The exploitation scenarios' results show that the water demands are increasing drastically. Thus, the designed potential management scenarios were applied to compare the water supply and demand analysis of the CIB. Figure 15 shows the unmet water demand in the exploitation (high population growth, increased irrigation demands) and potential management scenarios (decrease in domestic water consumption and decrease in irrigation water consumption) with the reference scenario. Water demand is still increasing in management scenarios, despite the decrease in consumption rates. This is due to the relatively high growth rates of the population and the increase in irrigated land in the study area. Birhanu et al. (2018) used the WEAP model to simulate the water demand projections for the city of Addis Ababa using the high (4.6%), medium (3.8%), and low (2.8%) population growth rate in the WEAP model. They reported that a 100% water demand coverage could not be achieved by 2025 with any water management strategy.

Figure 15 highlights how these potential management scenarios can be a useful adaptation for the study area.

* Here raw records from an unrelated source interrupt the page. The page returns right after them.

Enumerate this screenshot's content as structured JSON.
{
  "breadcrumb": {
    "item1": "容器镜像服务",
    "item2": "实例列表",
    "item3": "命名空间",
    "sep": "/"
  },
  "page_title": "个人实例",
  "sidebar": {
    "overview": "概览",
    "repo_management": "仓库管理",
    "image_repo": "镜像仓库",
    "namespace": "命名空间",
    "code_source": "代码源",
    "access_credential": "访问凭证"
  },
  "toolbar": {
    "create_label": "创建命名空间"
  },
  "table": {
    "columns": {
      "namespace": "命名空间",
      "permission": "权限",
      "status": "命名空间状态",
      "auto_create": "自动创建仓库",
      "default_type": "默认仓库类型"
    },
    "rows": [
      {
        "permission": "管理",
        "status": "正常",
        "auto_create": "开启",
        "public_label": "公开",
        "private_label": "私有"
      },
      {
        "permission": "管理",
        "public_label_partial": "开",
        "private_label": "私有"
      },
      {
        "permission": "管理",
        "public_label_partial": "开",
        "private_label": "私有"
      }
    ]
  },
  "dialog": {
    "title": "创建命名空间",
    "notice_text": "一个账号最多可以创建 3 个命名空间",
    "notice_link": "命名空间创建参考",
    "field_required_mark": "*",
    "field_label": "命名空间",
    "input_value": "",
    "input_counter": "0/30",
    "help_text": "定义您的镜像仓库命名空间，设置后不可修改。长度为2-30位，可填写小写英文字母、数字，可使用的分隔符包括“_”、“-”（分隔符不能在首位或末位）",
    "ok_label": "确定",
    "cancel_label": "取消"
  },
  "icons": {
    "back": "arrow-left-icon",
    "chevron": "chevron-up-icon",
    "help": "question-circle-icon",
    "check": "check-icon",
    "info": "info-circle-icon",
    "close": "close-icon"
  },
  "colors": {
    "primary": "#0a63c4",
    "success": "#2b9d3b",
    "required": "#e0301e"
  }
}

The unmet water demands in the reference scenario were estimated to be 14.8 BCM in the year 2050 with no adaptation measures. In the exploitation scenarios, the unmet water demand is going to be increased to 18.1 BCM by the year 2050. In both the high population growth scenario and increased irrigation demand scenario, no mitigation technique was adopted. No adaptations to climate change scenario and socio-economic scenarios could result in severe water shortage in the the Thal Doab. Under the potential management scenarios, the unmet water demands are observed to decrease to a significant lowest amount.

The what–if scenarios' methodology can be applied to other basins around the world to evaluate the existing and projected water demand/supply situation for better planning water resources and ensuring food security.

This WEAP modeling study projects the future water demand under socio-economic and IPCC climate change scenarios. The high population growth scenario reveals an increase in the water consumption from 82.9 m³ per capita per day by the year 2015 to 120 m³ per capita per day by the year 2050. The IPCC climate change scenario (extremely dry condition) projected the average change in precipitation and temperature would be about 15.22% and 274.07 K to 274.92 K by the end of 2035.

This study has high significance for water managers for planning water resources of the country and also other stakeholders, keeping in view the socio-economic and climate change scenarios.